Graph RAG (Retrieval Augmented Generation) enhances LLM performance by integrating knowledge graphs with retrieval mechanisms, addressing limitations like domain-specific knowledge gaps and real-time information access. It combines entity extraction, subgraph retrieval, and LLM synthesis to provide accurate, context-aware responses.

Graph RAG(检索增强生成)通过将知识图谱与检索机制结合,提升大语言模型性能,解决领域知识不足和实时信息获取等局限。它结合实体提取、子图检索和LLM合成,提供准确、上下文感知的响应。

Introduction

Large Language Models (LLMs) have revolutionized how we interact with information, demonstrating remarkable capabilities in understanding and generating human-like text. However, their inherent design and training methodologies come with significant constraints that can impact their reliability and applicability in specialized or dynamic contexts. Concurrently, advanced techniques like Retrieval-Augmented Generation (RAG) and its evolution, Graph RAG, have emerged to bridge some of these gaps by grounding LLMs in external, structured knowledge sources. This article explores the core limitations of contemporary LLMs and delves into the mechanics and implementation strategies of Graph RAG, providing a technical overview of how knowledge graphs can enhance generative AI systems.

大语言模型(LLM)彻底改变了我们与信息交互的方式,在理解和生成类人文本方面展现出卓越的能力。然而,其固有的设计和训练方法存在显著的限制,这些限制会影响其在专业化或动态环境中的可靠性和适用性。与此同时,检索增强生成(RAG)及其演进形式 Graph RAG 等先进技术应运而生,通过将 LLM 建立在外部结构化知识源之上,来弥合其中的一些差距。本文探讨了当代 LLM 的核心局限性,并深入研究了 Graph RAG 的机制和实现策略,概述了知识图谱如何增强生成式 AI 系统。

Key Limitations of Large Language Models

While powerful, LLMs are not omniscient. Their performance is bounded by several fundamental architectural and data-related constraints.

尽管功能强大,但 LLM 并非全知全能。其性能受到几个基本的架构和数据相关限制的约束。

1. Insufficient Domain-Specific Information

LLMs are predominantly trained on vast, publicly available datasets. While this provides broad general knowledge, it inherently means they lack access to non-public, domain-specific, or proprietary information. Consequently, when queried about niche topics, internal company data, or recent unpublished research, an LLM may provide incomplete, generic, or inaccurate responses.

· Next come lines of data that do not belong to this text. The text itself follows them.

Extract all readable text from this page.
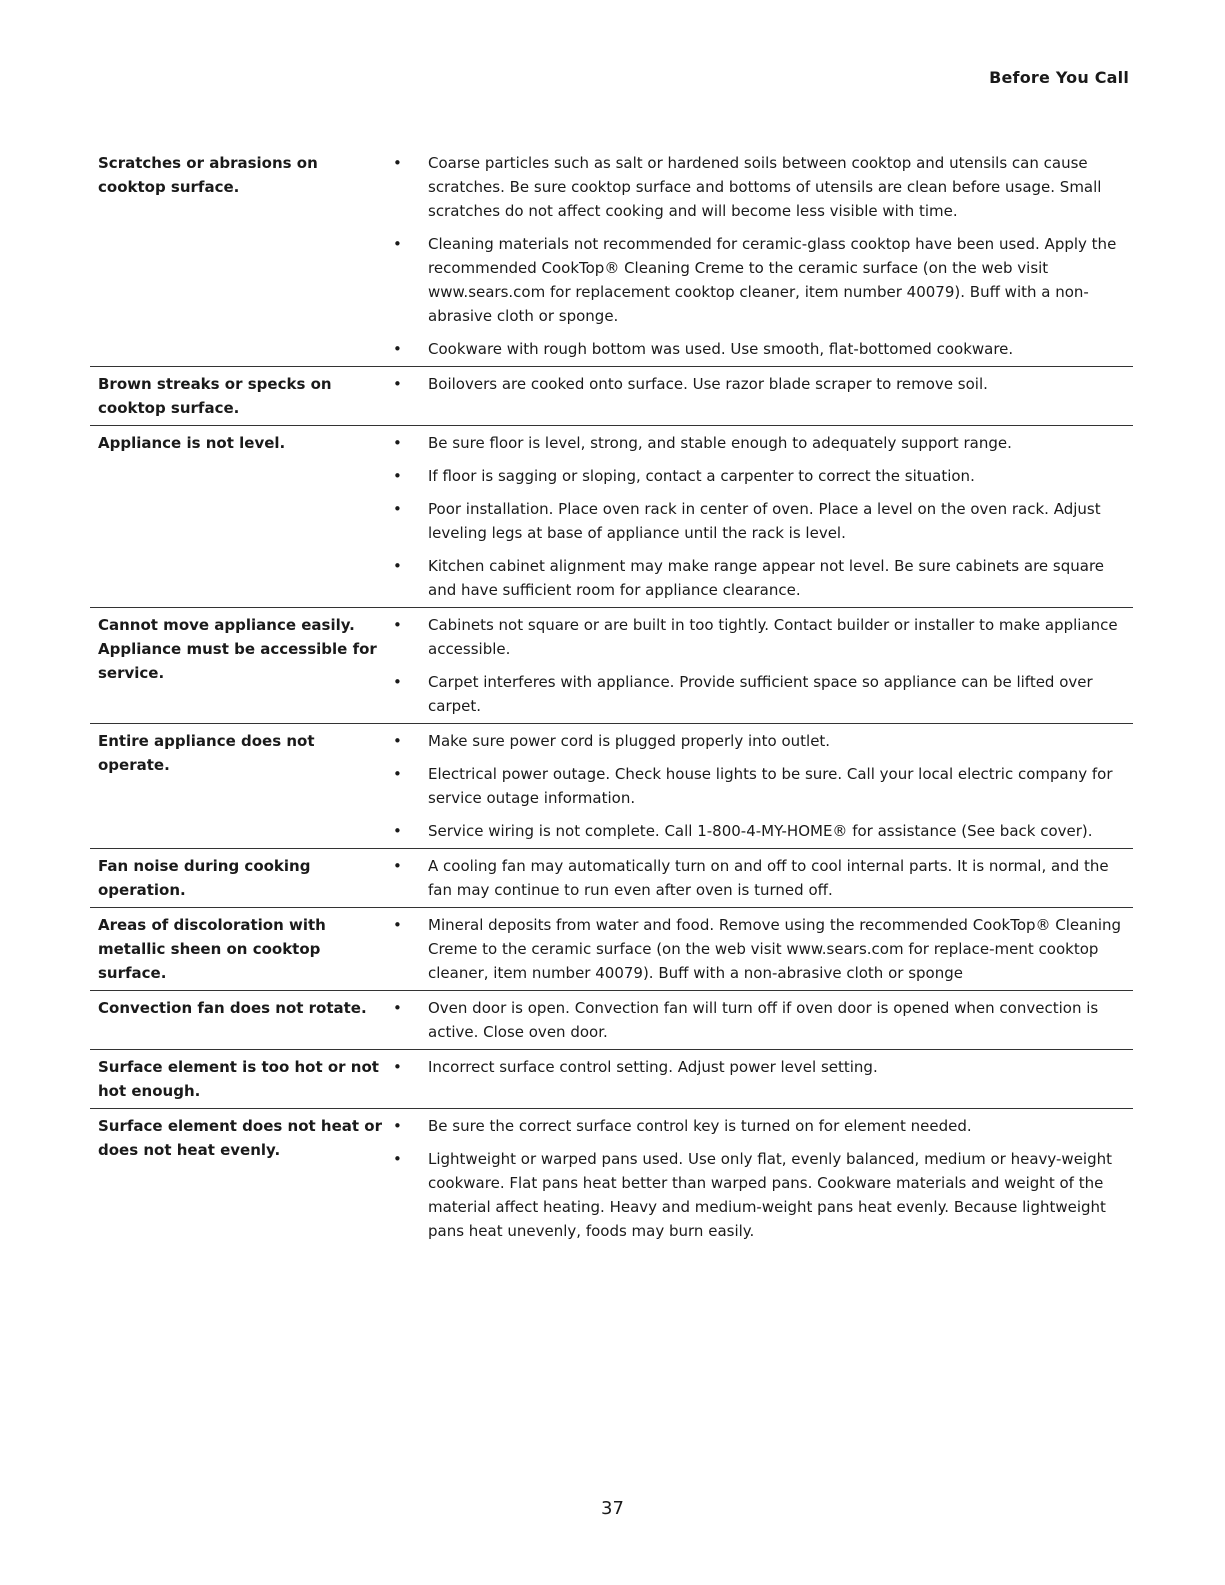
Before You Call
Scratches or abrasions on cooktop surface.
•	Coarse particles such as salt or hardened soils between cooktop and utensils can cause scratches. Be sure cooktop surface and bottoms of utensils are clean before usage. Small scratches do not affect cooking and will become less visible with time.
•	Cleaning materials not recommended for ceramic-glass cooktop have been used. Apply the recommended CookTop® Cleaning Creme to the ceramic surface (on the web visit www.sears.com for replacement cooktop cleaner, item number 40079). Buff with a non-abrasive cloth or sponge.
•	Cookware with rough bottom was used. Use smooth, flat-bottomed cookware.
Brown streaks or specks on cooktop surface.
•	Boilovers are cooked onto surface. Use razor blade scraper to remove soil.
Appliance is not level.	•	Be sure floor is level, strong, and stable enough to adequately support range.
•	If floor is sagging or sloping, contact a carpenter to correct the situation.
•	Poor installation. Place oven rack in center of oven. Place a level on the oven rack. Adjust leveling legs at base of appliance until the rack is level.
•	Kitchen cabinet alignment may make range appear not level. Be sure cabinets are square and have sufficient room for appliance clearance.
Cannot move appliance easily. Appliance must be accessible for service.
•	Cabinets not square or are built in too tightly. Contact builder or installer to make appliance accessible.
•	Carpet interferes with appliance. Provide sufficient space so appliance can be lifted over carpet.
Entire appliance does not operate.
•	Make sure power cord is plugged properly into outlet.
•	Electrical power outage. Check house lights to be sure. Call your local electric company for service outage information.
•	Service wiring is not complete. Call 1-800-4-MY-HOME® for assistance (See back cover).
Fan noise during cooking operation.
•	A cooling fan may automatically turn on and off to cool internal parts. It is normal, and the fan may continue to run even after oven is turned off.
Areas of discoloration with metallic sheen on cooktop surface.
•	Mineral deposits from water and food. Remove using the recommended CookTop® Cleaning Creme to the ceramic surface (on the web visit www.sears.com for replace-ment cooktop cleaner, item number 40079). Buff with a non-abrasive cloth or sponge
Convection fan does not rotate.	•	Oven door is open. Convection fan will turn off if oven door is opened when convection is active. Close oven door.
Surface element is too hot or not hot enough.
•	Incorrect surface control setting. Adjust power level setting.
Surface element does not heat or does not heat evenly.
•	Be sure the correct surface control key is turned on for element needed.
•	Lightweight or warped pans used. Use only flat, evenly balanced, medium or heavy-weight cookware. Flat pans heat better than warped pans. Cookware materials and weight of the material affect heating. Heavy and medium-weight pans heat evenly. Because lightweight pans heat unevenly, foods may burn easily.
37
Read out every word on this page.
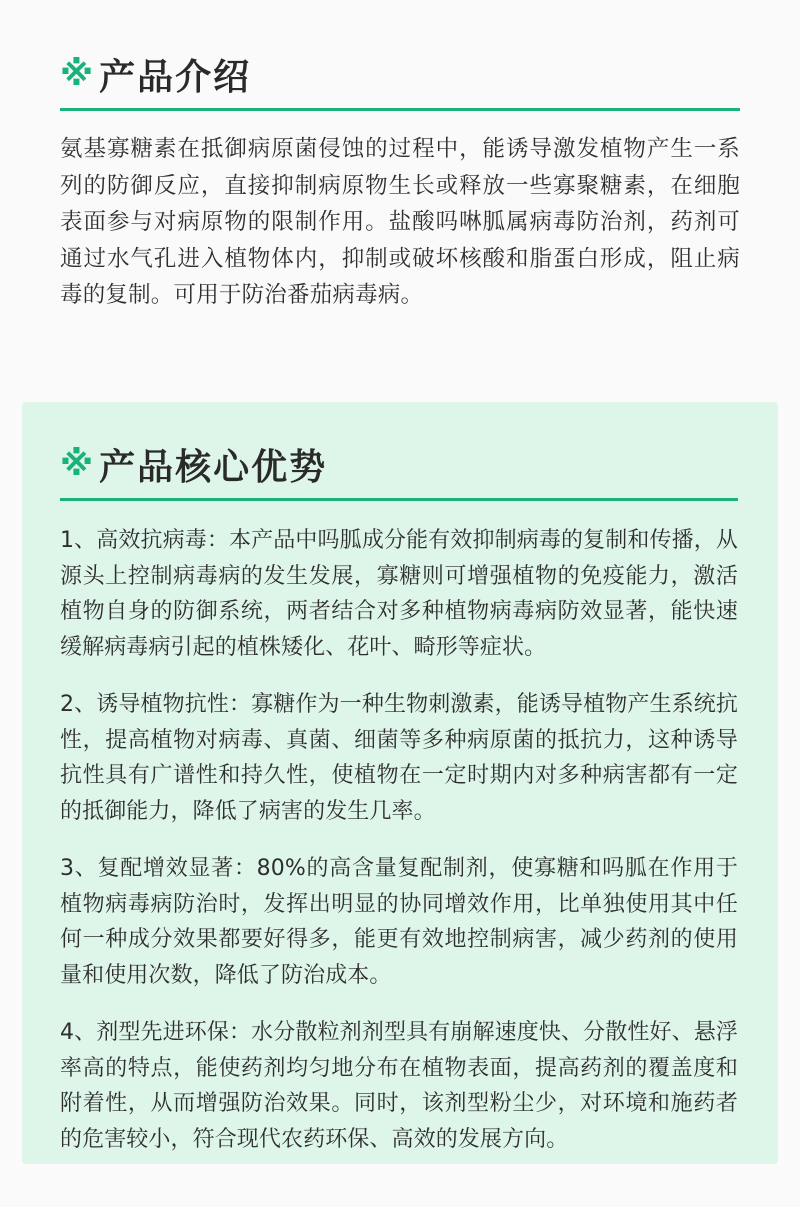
※ 产品介绍

氨基寡糖素在抵御病原菌侵蚀的过程中，能诱导激发植物产生一系列的防御反应，直接抑制病原物生长或释放一些寡聚糖素，在细胞表面参与对病原物的限制作用。盐酸吗啉胍属病毒防治剂，药剂可通过水气孔进入植物体内，抑制或破坏核酸和脂蛋白形成，阻止病毒的复制。可用于防治番茄病毒病。

※ 产品核心优势

1、高效抗病毒：本产品中吗胍成分能有效抑制病毒的复制和传播，从源头上控制病毒病的发生发展，寡糖则可增强植物的免疫能力，激活植物自身的防御系统，两者结合对多种植物病毒病防效显著，能快速缓解病毒病引起的植株矮化、花叶、畸形等症状。

2、诱导植物抗性：寡糖作为一种生物刺激素，能诱导植物产生系统抗性，提高植物对病毒、真菌、细菌等多种病原菌的抵抗力，这种诱导抗性具有广谱性和持久性，使植物在一定时期内对多种病害都有一定的抵御能力，降低了病害的发生几率。

3、复配增效显著：80%的高含量复配制剂，使寡糖和吗胍在作用于植物病毒病防治时，发挥出明显的协同增效作用，比单独使用其中任何一种成分效果都要好得多，能更有效地控制病害，减少药剂的使用量和使用次数，降低了防治成本。

4、剂型先进环保：水分散粒剂剂型具有崩解速度快、分散性好、悬浮率高的特点，能使药剂均匀地分布在植物表面，提高药剂的覆盖度和附着性，从而增强防治效果。同时，该剂型粉尘少，对环境和施药者的危害较小，符合现代农药环保、高效的发展方向。
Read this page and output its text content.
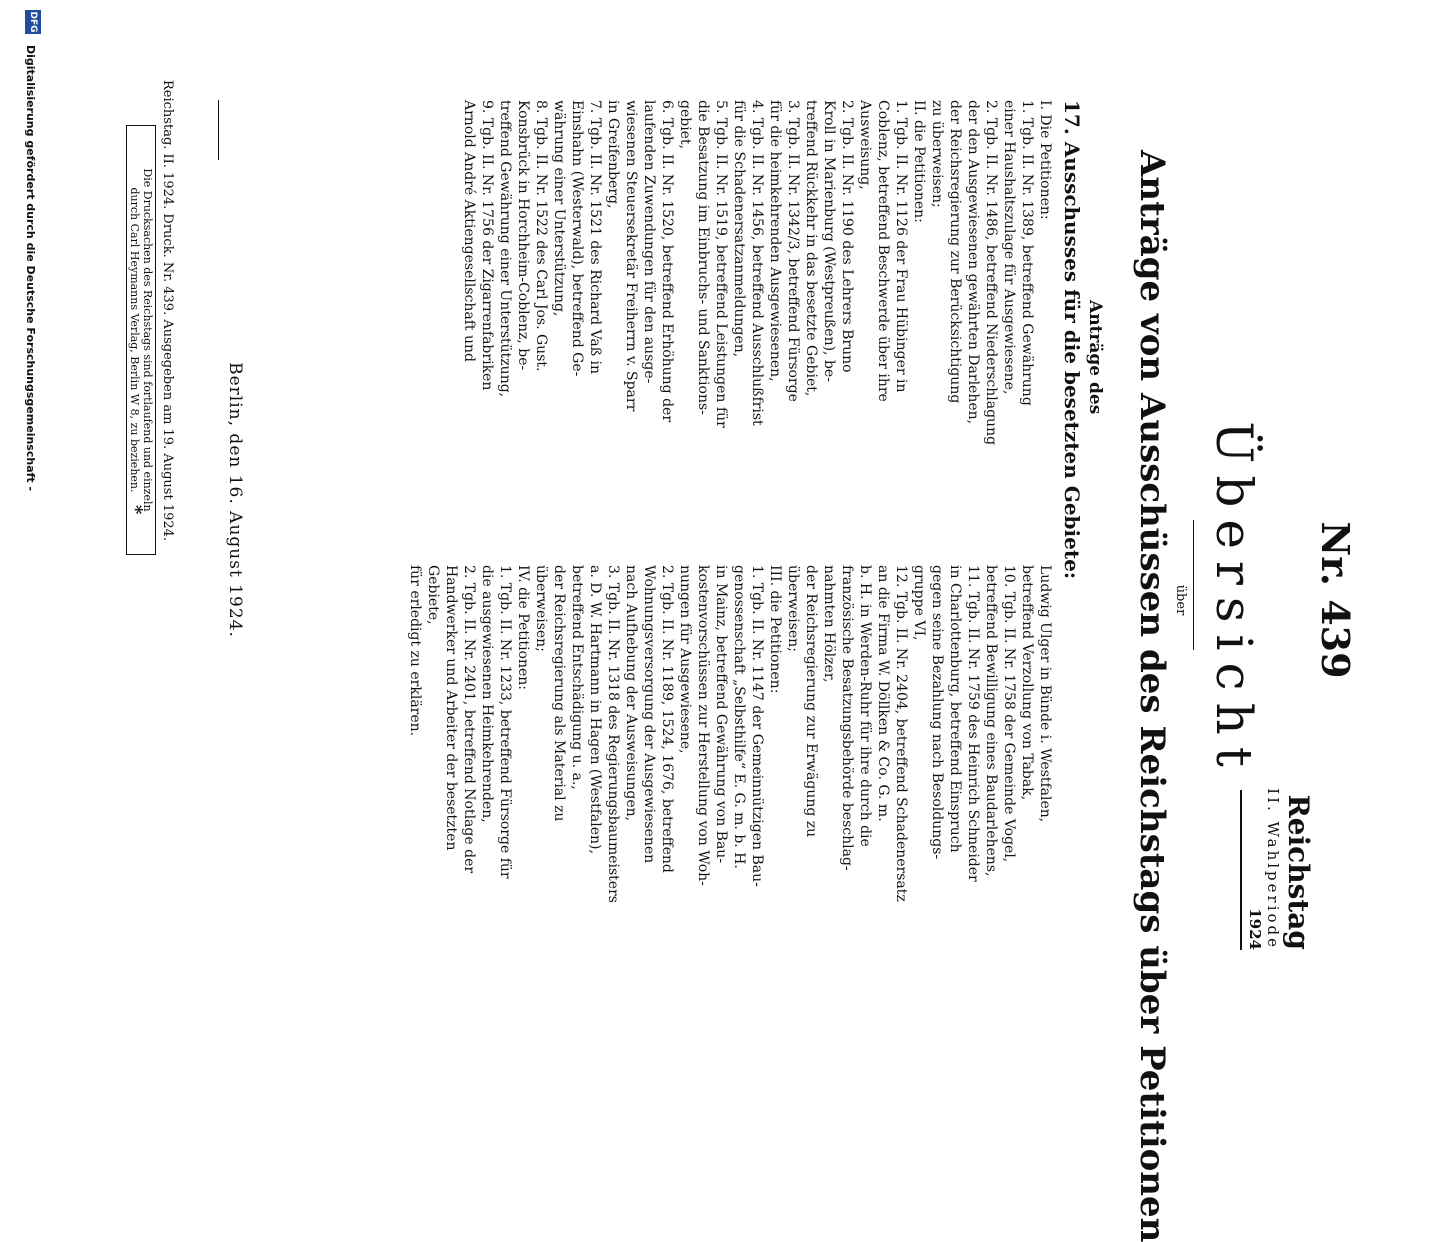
Nr. 439
Reichstag
II. Wahlperiode
1924
Übersicht
über
Anträge von Ausschüssen des Reichstags über Petitionen
Anträge des
17. Ausschusses für die besetzten Gebiete:
I. Die Petitionen:
1. Tgb. II. Nr. 1389, betreffend Gewährung
einer Haushaltszulage für Ausgewiesene,
2. Tgb. II. Nr. 1486, betreffend Niederschlagung
der den Ausgewiesenen gewährten Darlehen,
der Reichsregierung zur Berücksichtigung
zu überweisen;
II. die Petitionen:
1. Tgb. II. Nr. 1126 der Frau Hübinger in
Coblenz, betreffend Beschwerde über ihre
Ausweisung,
2. Tgb. II. Nr. 1190 des Lehrers Bruno
Kroll in Marienburg (Westpreußen), be-
treffend Rückkehr in das besetzte Gebiet,
3. Tgb. II. Nr. 1342/3, betreffend Fürsorge
für die heimkehrenden Ausgewiesenen,
4. Tgb. II. Nr. 1456, betreffend Ausschlußfrist
für die Schadenersatzanmeldungen,
5. Tgb. II. Nr. 1519, betreffend Leistungen für
die Besatzung im Einbruchs- und Sanktions-
gebiet,
6. Tgb. II. Nr. 1520, betreffend Erhöhung der
laufenden Zuwendungen für den ausge-
wiesenen Steuersekretär Freiherrn v. Sparr
in Greifenberg,
7. Tgb. II. Nr. 1521 des Richard Vaß in
Einshahn (Westerwald), betreffend Ge-
währung einer Unterstützung,
8. Tgb. II. Nr. 1522 des Carl Jos. Gust.
Konsbrück in Horchheim-Coblenz, be-
treffend Gewährung einer Unterstützung,
9. Tgb. II. Nr. 1756 der Zigarrenfabriken
Arnold André Aktiengesellschaft und
Ludwig Ulger in Bünde i. Westfalen,
betreffend Verzollung von Tabak,
10. Tgb. II. Nr. 1758 der Gemeinde Vogel,
betreffend Bewilligung eines Baudarlehens,
11. Tgb. II. Nr. 1759 des Heinrich Schneider
in Charlottenburg, betreffend Einspruch
gegen seine Bezahlung nach Besoldungs-
gruppe VI,
12. Tgb. II. Nr. 2404, betreffend Schadenersatz
an die Firma W. Döllken & Co. G. m.
b. H. in Werden-Ruhr für ihre durch die
französische Besatzungsbehörde beschlag-
nahmten Hölzer,
der Reichsregierung zur Erwägung zu
überweisen;
III. die Petitionen:
1. Tgb. II. Nr. 1147 der Gemeinnützigen Bau-
genossenschaft „Selbsthilfe“ E. G. m. b. H.
in Mainz, betreffend Gewährung von Bau-
kostenvorschüssen zur Herstellung von Woh-
nungen für Ausgewiesene,
2. Tgb. II. Nr. 1189, 1524, 1676, betreffend
Wohnungsversorgung der Ausgewiesenen
nach Aufhebung der Ausweisungen,
3. Tgb. II. Nr. 1318 des Regierungsbaumeisters
a. D. W. Hartmann in Hagen (Westfalen),
betreffend Entschädigung u. a.,
der Reichsregierung als Material zu
überweisen;
IV. die Petitionen:
1. Tgb. II. Nr. 1233, betreffend Fürsorge für
die ausgewiesenen Heimkehrenden,
2. Tgb. II. Nr. 2401, betreffend Notlage der
Handwerker und Arbeiter der besetzten
Gebiete,
für erledigt zu erklären.
Berlin, den 16. August 1924.
Reichstag. II. 1924. Druck. Nr. 439. Ausgegeben am 19. August 1924.
Die Drucksachen des Reichstags sind fortlaufend und einzeln
durch Carl Heymanns Verlag, Berlin W 8, zu beziehen.
*
DFG
Digitalisierung gefördert durch die Deutsche Forschungsgemeinschaft -
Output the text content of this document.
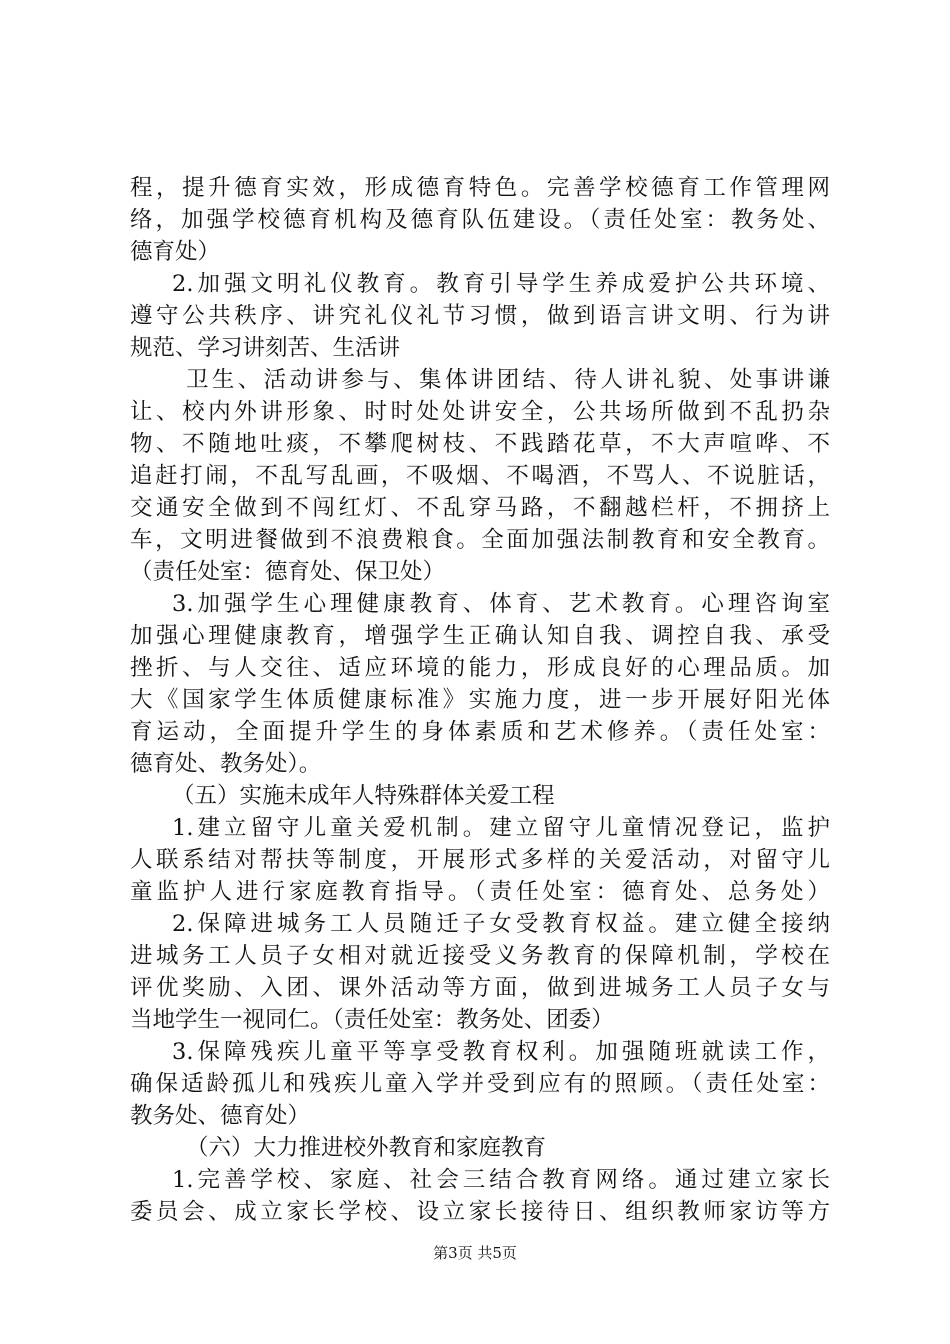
程，提升德育实效，形成德育特色。完善学校德育工作管理网
络，加强学校德育机构及德育队伍建设。（责任处室：教务处、
德育处）
2.加强文明礼仪教育。教育引导学生养成爱护公共环境、
遵守公共秩序、讲究礼仪礼节习惯，做到语言讲文明、行为讲
规范、学习讲刻苦、生活讲
卫生、活动讲参与、集体讲团结、待人讲礼貌、处事讲谦
让、校内外讲形象、时时处处讲安全，公共场所做到不乱扔杂
物、不随地吐痰，不攀爬树枝、不践踏花草，不大声喧哗、不
追赶打闹，不乱写乱画，不吸烟、不喝酒，不骂人、不说脏话，
交通安全做到不闯红灯、不乱穿马路，不翻越栏杆，不拥挤上
车，文明进餐做到不浪费粮食。全面加强法制教育和安全教育。
（责任处室：德育处、保卫处）
3.加强学生心理健康教育、体育、艺术教育。心理咨询室
加强心理健康教育，增强学生正确认知自我、调控自我、承受
挫折、与人交往、适应环境的能力，形成良好的心理品质。加
大《国家学生体质健康标准》实施力度，进一步开展好阳光体
育运动，全面提升学生的身体素质和艺术修养。（责任处室：
德育处、教务处）。
（五）实施未成年人特殊群体关爱工程
1.建立留守儿童关爱机制。建立留守儿童情况登记，监护
人联系结对帮扶等制度，开展形式多样的关爱活动，对留守儿
童监护人进行家庭教育指导。（责任处室：德育处、总务处）
2.保障进城务工人员随迁子女受教育权益。建立健全接纳
进城务工人员子女相对就近接受义务教育的保障机制，学校在
评优奖励、入团、课外活动等方面，做到进城务工人员子女与
当地学生一视同仁。（责任处室：教务处、团委）
3.保障残疾儿童平等享受教育权利。加强随班就读工作，
确保适龄孤儿和残疾儿童入学并受到应有的照顾。（责任处室：
教务处、德育处）
（六）大力推进校外教育和家庭教育
1.完善学校、家庭、社会三结合教育网络。通过建立家长
委员会、成立家长学校、设立家长接待日、组织教师家访等方
第3页 共5页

LLM 主要是在庞大的公开可用数据集上进行训练的。虽然这提供了广泛的通用知识,但从本质上讲,这意味着它们无法获取非公开的、特定领域的或专有信息。因此,当被问及小众主题、公司内部数据或近期未发表的研究时,LLM 可能会提供不完整、通用或不准确的回答。

2. Potential for Hallucination and Misinformation

LLMs generate responses by predicting the most probable sequence of words based on their training data. When faced with queries outside their training distribution or requiring factual accuracy beyond their knowledge cutoff, they may "hallucinate"—producing plausible-sounding but incorrect or entirely fabricated information. This is not an act of deception but a statistical artifact of their generative nature.

LLM 通过根据其训练数据预测最可能的词序列来生成回答。当面对超出其训练分布范围的查询,或需要其知识截止日期之后的事实准确性时,它们可能会产生“幻觉”——生成听起来合理但错误或完全捏造的信息。这不是欺骗行为,而是其生成性质的统计假象。

3. Inability to Access Real-Time Information

The training process for state-of-the-art LLMs is computationally intensive and occurs in discrete phases. As a result, their knowledge is static, frozen at the point of their last training update. They cannot access or integrate real-time data, news, or recent events, making them unsuitable for tasks requiring current information.

最先进 LLM 的训练过程计算密集,并且是分阶段进行的。因此,它们的知识是静态的,冻结在最后一次训练更新的时间点。它们无法访问或整合实时数据、新闻或近期事件,这使得它们不适合需要最新信息的任务。

4. Immutable Pre-Training Data

The foundational knowledge of an LLM is encoded during pre-training on a fixed corpus. If this corpus contains errors, biases, or outdated information, these flaws become embedded in the model's parameters and are extremely difficult to correct or "unlearn" post-deployment. The model will continue to generate responses based on this imperfect foundation.

LLM 的基础知识是在固定语料库的预训练过程中编码的。如果该语料库包含错误、偏见或过时信息,这些缺陷就会嵌入到模型的参数中,并且在部署后极难纠正或“忘却”。模型将继续基于这个不完美的基础生成回答。

5. Lack of True Long-Term Memory

LLMs are stateless in terms of conversation or task context across sessions. While they can maintain context within a single interaction window (limited by token count), they possess no persistent memory of past interactions. This makes them ill-equipped for complex, multi-session tasks that require building upon previously established understanding or context.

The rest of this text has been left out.